The Ld. AR further contended that an identical factual issue had already been adjudicated by the Coordinate Bench of the ITAT, Mumbai, in cases arising out of the search conducted in the Rubberwala Group. The Coordinate Bench has consistently held that additions relating to alleged cash payments for the purchase of commercial properties, based solely on third-party statements, cannot be sustained. In support, reliance was placed on the decisions in Bhavana
Huwaida Iqbal Sayed Vikram Jain vs. ACIT (ITA Nos. 6363 & 6364/Mum/2025, order dated 10.12.2025), Akhraj Pukhraj Chopra vs. DCIT (ITA Nos. 5553 & 5555/Mum/2025, order dated 12.11.2025), and Kulsum Aaqib Memon vs. DCIT (ITA No. 6540/Mum/2025, order pronounced on 06.01.2026). In all these cases, the Coordinate Bench of the ITAT has taken a consistent view that, in the absence of any cogent incriminating material, additions made merely on the basis of excel sheets or third-party statements are unsustainable.
The Ld.
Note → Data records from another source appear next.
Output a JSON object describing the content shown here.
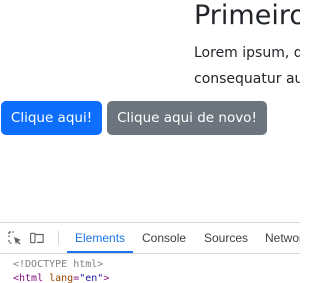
{
  "page": {
    "heading": "Primeiro",
    "paragraph_line1": "Lorem ipsum, do",
    "paragraph_line2": "consequatur aut",
    "button_primary": "Clique aqui!",
    "button_secondary": "Clique aqui de novo!"
  },
  "devtools": {
    "icons": [
      "inspect-element-icon",
      "device-toolbar-icon"
    ],
    "tabs": [
      {
        "label": "Elements",
        "active": true
      },
      {
        "label": "Console",
        "active": false
      },
      {
        "label": "Sources",
        "active": false
      },
      {
        "label": "Network",
        "active": false
      }
    ],
    "code": {
      "doctype": "<!DOCTYPE html>",
      "html_open_start": "<html ",
      "html_attr_name": "lang",
      "html_attr_eq": "=",
      "html_attr_value": "\"en\"",
      "html_open_end": ">"
    }
  },
  "colors": {
    "primary": "#0d6efd",
    "secondary": "#6c757d",
    "devtools_accent": "#1a73e8"
  }
}
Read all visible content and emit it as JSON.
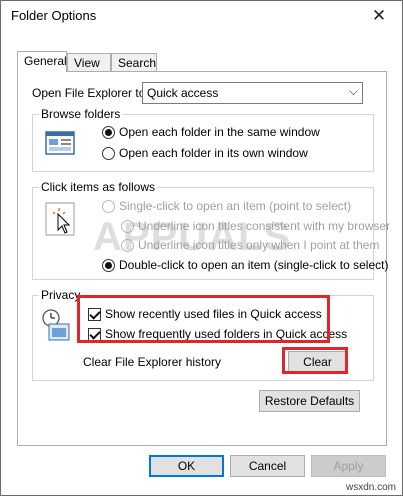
{
  "window": {
    "title": "Folder Options"
  },
  "tabs": [
    {
      "label": "General"
    },
    {
      "label": "View"
    },
    {
      "label": "Search"
    }
  ],
  "general": {
    "open_label": "Open File Explorer to:",
    "open_value": "Quick access",
    "browse": {
      "title": "Browse folders",
      "options": [
        "Open each folder in the same window",
        "Open each folder in its own window"
      ]
    },
    "click": {
      "title": "Click items as follows",
      "single": "Single-click to open an item (point to select)",
      "underline1": "Underline icon titles consistent with my browser",
      "underline2": "Underline icon titles only when I point at them",
      "double": "Double-click to open an item (single-click to select)"
    },
    "privacy": {
      "title": "Privacy",
      "recent_files": "Show recently used files in Quick access",
      "frequent_folders": "Show frequently used folders in Quick access",
      "clear_history": "Clear File Explorer history",
      "clear_button": "Clear"
    },
    "restore_button": "Restore Defaults"
  },
  "buttons": {
    "ok": "OK",
    "cancel": "Cancel",
    "apply": "Apply"
  },
  "watermark": "APPUALS",
  "source": "wsxdn.com"
}
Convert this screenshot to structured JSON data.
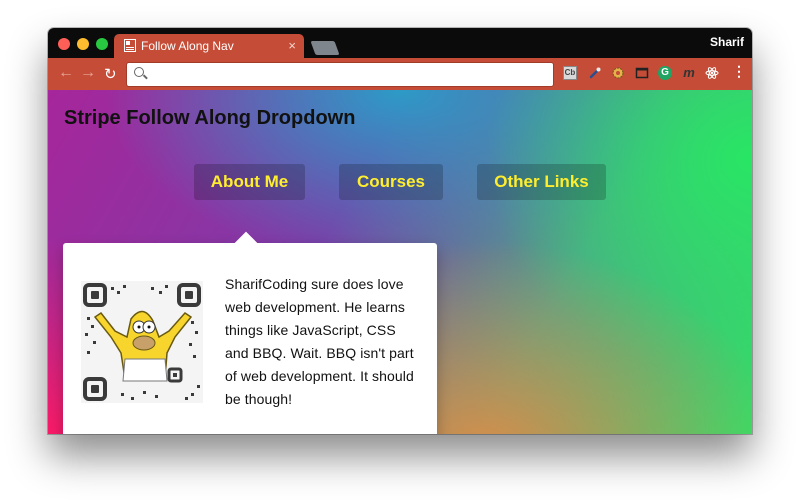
{
  "browser": {
    "tab_title": "Follow Along Nav",
    "tab_close": "×",
    "profile_name": "Sharif",
    "address_value": "",
    "nav_back": "←",
    "nav_forward": "→",
    "nav_reload": "↻",
    "extensions": {
      "cb_label": "Cb",
      "grammarly_label": "G",
      "m_label": "m",
      "menu_label": "⋮"
    }
  },
  "page": {
    "title": "Stripe Follow Along Dropdown",
    "nav_items": [
      {
        "label": "About Me"
      },
      {
        "label": "Courses"
      },
      {
        "label": "Other Links"
      }
    ],
    "dropdown": {
      "bio": "SharifCoding sure does love web development. He learns things like JavaScript, CSS and BBQ. Wait. BBQ isn't part of web development. It should be though!"
    }
  },
  "colors": {
    "tab_bar": "#c54d38",
    "nav_text": "#ffee2e"
  }
}
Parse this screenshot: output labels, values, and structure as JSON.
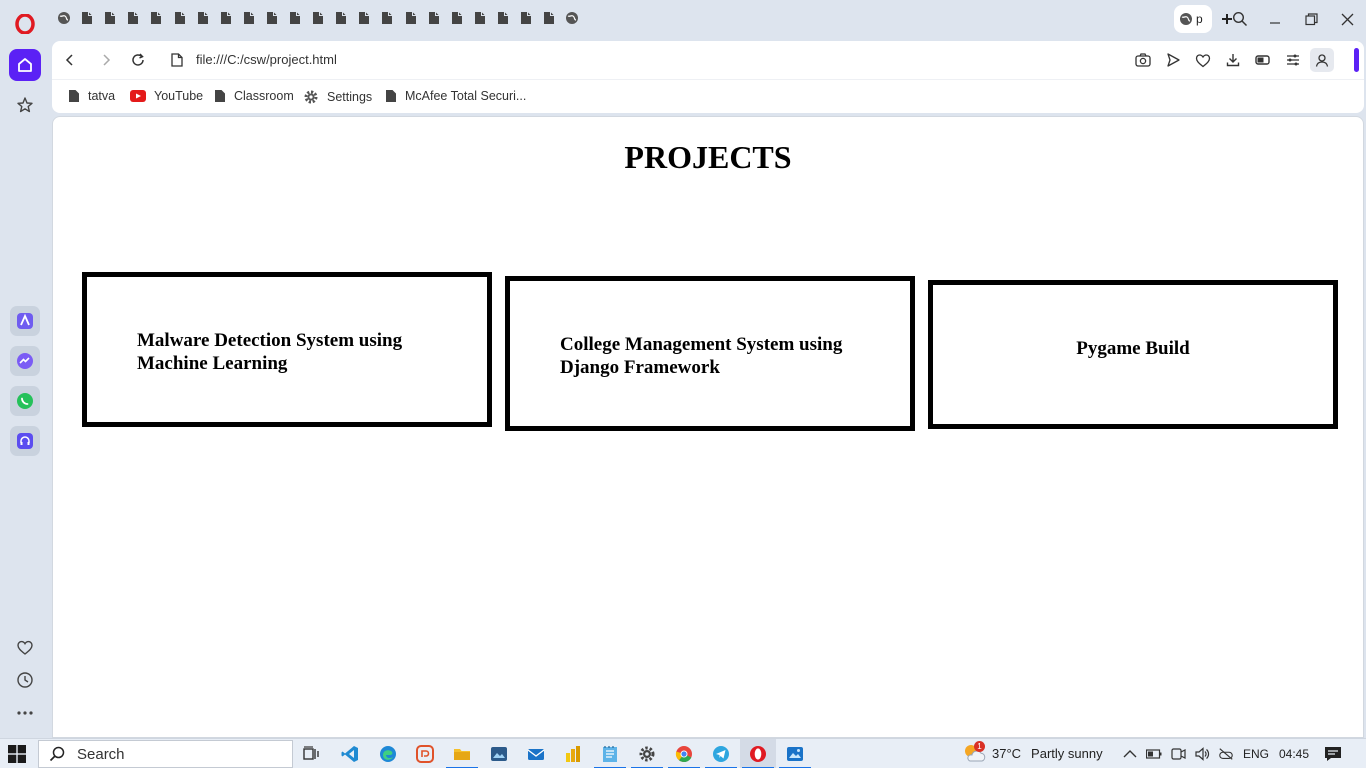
{
  "browser": {
    "active_tab_label": "p",
    "url": "file:///C:/csw/project.html",
    "accent_color": "#5b21f5"
  },
  "bookmarks": [
    {
      "label": "tatva",
      "icon": "document-icon"
    },
    {
      "label": "YouTube",
      "icon": "youtube-icon"
    },
    {
      "label": "Classroom",
      "icon": "document-icon"
    },
    {
      "label": "Settings",
      "icon": "gear-icon"
    },
    {
      "label": "McAfee Total Securi...",
      "icon": "document-icon"
    }
  ],
  "page": {
    "title": "PROJECTS",
    "projects": [
      {
        "label": "Malware Detection System using Machine Learning"
      },
      {
        "label": "College Management System using Django Framework"
      },
      {
        "label": "Pygame Build"
      }
    ]
  },
  "taskbar": {
    "search_label": "Search",
    "weather_temp": "37°C",
    "weather_desc": "Partly sunny",
    "weather_badge": "1",
    "language": "ENG",
    "time": "04:45"
  }
}
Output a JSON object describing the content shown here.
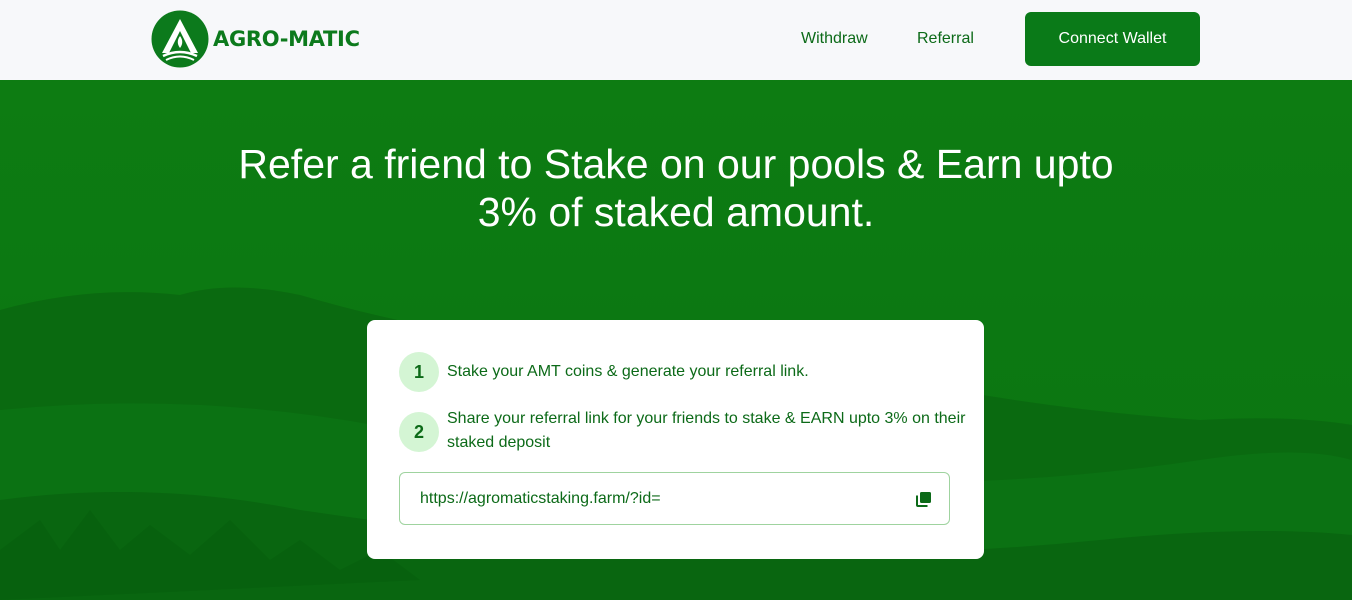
{
  "brand": {
    "name": "AGRO-MATIC",
    "logo_icon": "leaf-triangle-logo"
  },
  "nav": {
    "withdraw_label": "Withdraw",
    "referral_label": "Referral",
    "connect_label": "Connect Wallet"
  },
  "hero": {
    "title": "Refer a friend to Stake on our pools & Earn upto 3% of staked amount."
  },
  "card": {
    "steps": [
      {
        "number": "1",
        "text": "Stake your AMT coins & generate your referral link."
      },
      {
        "number": "2",
        "text": "Share your referral link for your friends to stake & EARN upto 3% on their staked deposit"
      }
    ],
    "referral_link": "https://agromaticstaking.farm/?id=",
    "copy_icon": "copy-icon"
  },
  "colors": {
    "brand_green": "#0a7a18",
    "text_green": "#0c6a18",
    "step_badge_bg": "#d4f5d4",
    "input_border": "#9fd39f"
  }
}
DR supported and relied upon the orders of the revenue authorities. However, he was unable to place on record any contrary judicial precedent to rebut the submissions advanced by the Ld. AR.
Upon careful consideration, we find that the identical factual issue has already been examined and decided by the Coordinate Bench of the ITAT, Mumbai, in the cases of Bhavana Vikram Jain (supra), Akhraj Pukhraj Chopra (supra), and Kulsum Aaqib Memon (supra). Respectfully following the ratio laid down in the aforesaid decisions, we hold that the impugned addition cannot be sustained. Accordingly, the impugned appellate order is set aside, and the addition of Rs.32,45,300/- is hereby deleted.